Fundamentalistas religiosos na sua arrogância reduzem Deus a uma perspectiva de vida geralmente embalada em uma ideologia. Decorre desse comportamento uma total impaciência com os outros. Os mesmos se veem muito acima da comunidade. Crise pequeno-burguesa maquiada de zelo piedoso. Agem como se o participar da comunidade eclesiástica fosse uma concessão. Não sabem acolher, só aprenderam a depreciar.

Aprendi o poema do Paulo Leminski no auge do meu idealismo juvenil. Recortei e colei na agenda.

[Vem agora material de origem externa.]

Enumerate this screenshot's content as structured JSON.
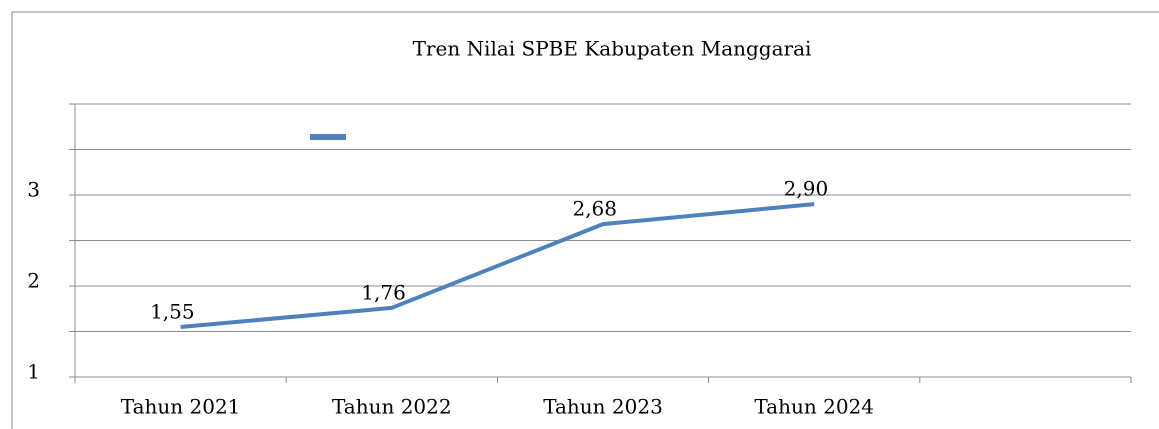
{
  "chart_data": {
    "type": "line",
    "title": "Tren Nilai SPBE Kabupaten Manggarai",
    "categories": [
      "Tahun 2021",
      "Tahun 2022",
      "Tahun 2023",
      "Tahun 2024",
      null
    ],
    "series": [
      {
        "color": "#4f81bd",
        "values": [
          1.55,
          1.76,
          2.68,
          2.9,
          null
        ],
        "value_labels": [
          "1,55",
          "1,76",
          "2,68",
          "2,90",
          null
        ]
      }
    ],
    "ylim": [
      1,
      4
    ],
    "yticks": [
      1,
      2,
      3
    ],
    "minor_yticks": [
      1.5,
      2.5,
      3.5,
      4
    ],
    "grid": true
  }
}
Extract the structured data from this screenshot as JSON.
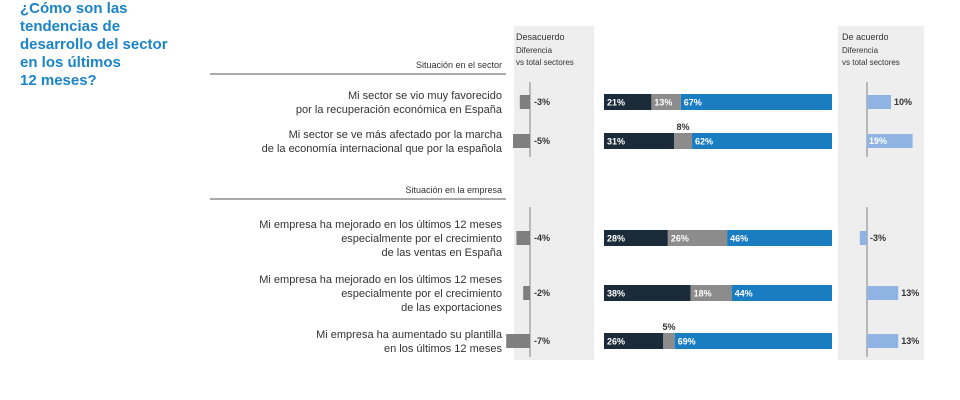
{
  "title": "¿Cómo son las\ntendencias de\ndesarrollo del sector\nen los últimos\n12 meses?",
  "colors": {
    "desacuerdo": "#1c2b39",
    "neutral": "#8c8c8c",
    "acuerdo": "#1a7cc1",
    "diff_disagree": "#7f7f7f",
    "diff_agree": "#8fb4e3",
    "panel": "#eeeeee",
    "title": "#1a84c7"
  },
  "chart_data": {
    "type": "bar",
    "stacked": true,
    "headers": {
      "left_title": "Desacuerdo",
      "left_sub": [
        "Diferencia",
        "vs total sectores"
      ],
      "right_title": "De acuerdo",
      "right_sub": [
        "Diferencia",
        "vs total sectores"
      ]
    },
    "sections": [
      {
        "label": "Situación en el sector",
        "rows": [
          {
            "lines": [
              "Mi sector se vio muy favorecido",
              "por la recuperación económica en España"
            ],
            "desacuerdo": 21,
            "neutral": 13,
            "acuerdo": 67,
            "labels": [
              "21%",
              "13%",
              "67%"
            ],
            "diff_desacuerdo": -3,
            "diff_desacuerdo_label": "-3%",
            "diff_acuerdo": 10,
            "diff_acuerdo_label": "10%"
          },
          {
            "lines": [
              "Mi sector se ve más afectado por la marcha",
              "de la economía internacional que por la española"
            ],
            "desacuerdo": 31,
            "neutral": 8,
            "acuerdo": 62,
            "labels": [
              "31%",
              "8%",
              "62%"
            ],
            "diff_desacuerdo": -5,
            "diff_desacuerdo_label": "-5%",
            "diff_acuerdo": 19,
            "diff_acuerdo_label": "19%"
          }
        ]
      },
      {
        "label": "Situación en la empresa",
        "rows": [
          {
            "lines": [
              "Mi empresa ha mejorado en los últimos 12 meses",
              "especialmente por el crecimiento",
              "de las ventas en España"
            ],
            "desacuerdo": 28,
            "neutral": 26,
            "acuerdo": 46,
            "labels": [
              "28%",
              "26%",
              "46%"
            ],
            "diff_desacuerdo": -4,
            "diff_desacuerdo_label": "-4%",
            "diff_acuerdo": -3,
            "diff_acuerdo_label": "-3%"
          },
          {
            "lines": [
              "Mi empresa ha mejorado en los últimos 12 meses",
              "especialmente por el crecimiento",
              "de las exportaciones"
            ],
            "desacuerdo": 38,
            "neutral": 18,
            "acuerdo": 44,
            "labels": [
              "38%",
              "18%",
              "44%"
            ],
            "diff_desacuerdo": -2,
            "diff_desacuerdo_label": "-2%",
            "diff_acuerdo": 13,
            "diff_acuerdo_label": "13%"
          },
          {
            "lines": [
              "Mi empresa ha aumentado su plantilla",
              "en los últimos 12 meses"
            ],
            "desacuerdo": 26,
            "neutral": 5,
            "acuerdo": 69,
            "labels": [
              "26%",
              "5%",
              "69%"
            ],
            "diff_desacuerdo": -7,
            "diff_desacuerdo_label": "-7%",
            "diff_acuerdo": 13,
            "diff_acuerdo_label": "13%"
          }
        ]
      }
    ]
  }
}
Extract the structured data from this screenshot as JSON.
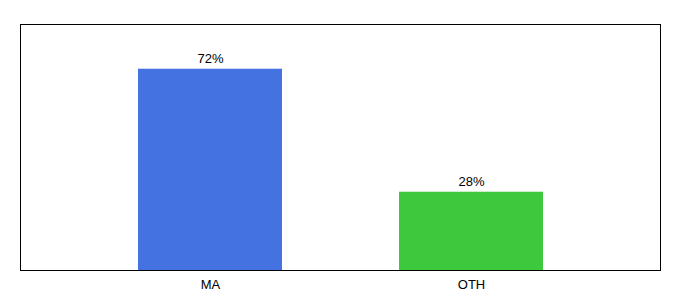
{
  "chart_data": {
    "type": "bar",
    "categories": [
      "MA",
      "OTH"
    ],
    "values": [
      72,
      28
    ],
    "value_labels": [
      "72%",
      "28%"
    ],
    "colors": [
      "#4472e0",
      "#3dc83d"
    ],
    "ylim": [
      0,
      88
    ],
    "data_labels": true,
    "tick_labels": "x"
  }
}
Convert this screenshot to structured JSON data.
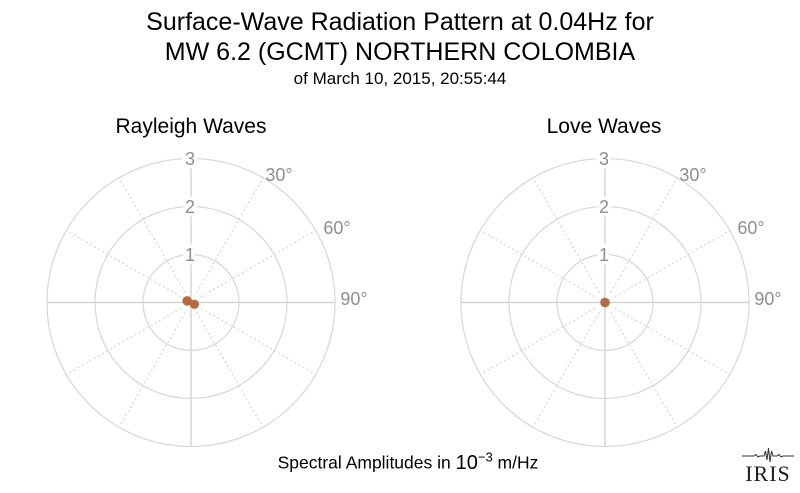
{
  "header": {
    "title_line1": "Surface-Wave Radiation Pattern at 0.04Hz for",
    "title_line2": "MW 6.2 (GCMT) NORTHERN COLOMBIA",
    "subtitle": "of March 10, 2015, 20:55:44"
  },
  "footer": {
    "caption_prefix": "Spectral Amplitudes in ",
    "caption_base": "10",
    "caption_exponent": "−3",
    "caption_suffix": " m/Hz",
    "logo_text": "IRIS"
  },
  "colors": {
    "pattern_fill": "#b96a41",
    "grid_circle": "#d9d9d9",
    "grid_cross": "#cfcfcf",
    "grid_dotted": "#d2d2d2",
    "tick_label": "#8e8e8e",
    "title_text": "#000000",
    "logo_text": "#1f1f1f"
  },
  "chart_data": [
    {
      "type": "polar_radiation",
      "title": "Rayleigh Waves",
      "r_ticks": [
        "1",
        "2",
        "3"
      ],
      "r_max": 3,
      "theta_tick_labels": [
        "30°",
        "60°",
        "90°"
      ],
      "theta_grid_step_deg": 30,
      "units": "10⁻³ m/Hz",
      "max_amplitude": 0.18,
      "pattern_shape": "two tiny overlapping lobes at origin",
      "lobes": [
        {
          "dx": -0.079,
          "dy": -0.033,
          "r": 0.1
        },
        {
          "dx": 0.071,
          "dy": 0.037,
          "r": 0.096
        }
      ]
    },
    {
      "type": "polar_radiation",
      "title": "Love Waves",
      "r_ticks": [
        "1",
        "2",
        "3"
      ],
      "r_max": 3,
      "theta_tick_labels": [
        "30°",
        "60°",
        "90°"
      ],
      "theta_grid_step_deg": 30,
      "units": "10⁻³ m/Hz",
      "max_amplitude": 0.1,
      "pattern_shape": "tiny dot at origin",
      "lobes": [
        {
          "dx": 0,
          "dy": 0,
          "r": 0.1
        }
      ]
    }
  ]
}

O papel ficou bem amarelado, mas o Leminski ganhou cores novas recentemente:

eu queria tanto
ser um poeta maldito
a massa sofrendo
enquanto eu profundo medito
eu queria tanto
ser um poeta social
rosto queimado
pelo hálito das multidões
em vez
olha eu aqui
pondo sal
nesta sopa rala
que mal vai dar para dois.

O poema do profeta Isaías avisa que a promessa de Deus é engrossar a nossa sopa se a nossa intenção for dividi-la. É natural que quem foi alcançado pela misericórdia de Deus faça o gesto de acolher a quem Deus ama.

Porque os montes se retirarão, e os outeiros serão removidos; mas a minha misericórdia não se apartará de ti, e a aliança da minha paz não será removida, diz o Senhor, que se compadece de ti (Isaías 54.10).

Monja Coen compartilhou uma história linda. Segundo ela, Dom Hélder Câmara acordou de madrugada com os ruídos que vinham da cozinha paroquial. Resolveu descer e verificar. Deu de cara com um ladrão. Sem assombro disse: “Ah! Assim como eu, você tem fome durante a noite. Vamos fazer uma omelete”. Sentaram à mesa e o que era para causar espanto tornou-se acolhimento. Após comerem juntos, Dom Hélder providenciou uma bolsa com alimentos. Dizem que o homem reencontrou a dignidade perdida e teve Dom Hélder como inspiração e referência.[1]

Alarga o espaço da tua tenda!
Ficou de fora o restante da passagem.